"Yup, yup yup  full throttle, full throttle, full throttle. Beautiful. Now that's fun."

Mike Elhard, an ice racing instructor from Edmonton, is teaching a Yellowknife racer how to properly skid around a corner on a racing track made of ice.

Since 2001, Elhard has been taking part in six different races a year, both on pavement, and on ice.

“Ice racing is a different kind of animal. It requires different skills, obviously vision’s usually diminished with the snow, and obviously traction is just unavailable. So, it's not more dangerous — in fact, I think it's more fun."

Elhard was in the city over the weekend teaching a course on ice racing.

Ice racing in Yellowknife

This was the first time the N.W.T. Motorsports Club has sponsored an ice racing course. (Alyssa Mosher/CBC)

Turns out, pushing hard on the gas like he instructed isn't exactly what racers expected they should do.

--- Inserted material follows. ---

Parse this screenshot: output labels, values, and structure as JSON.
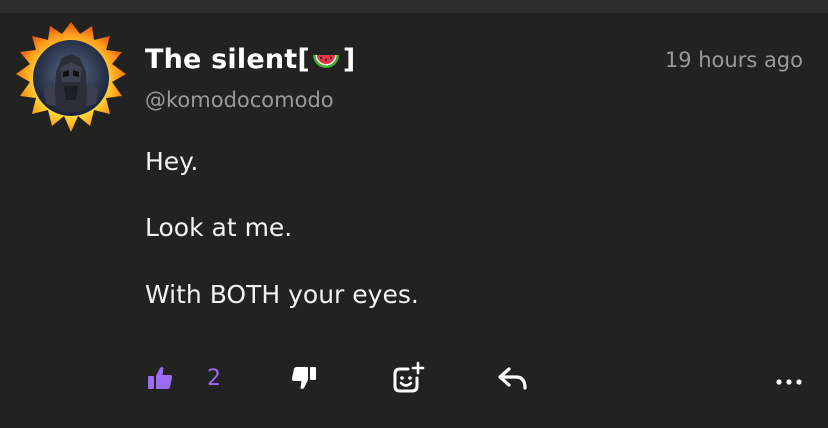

“It definitely seems like something you shouldn't be doing, but it definitely works,” says Mike Alix, one of the racers who took the course. “You just have to get over some mental hurdles."

About 10 people signed up for the course this weekend.

They plowed their own track just outside city limits off the Dettah Ice Road.

The event was organized by the N.W.T. Motorsports Club.

It was the first time they've held an event to help teach racers about racing on the ice.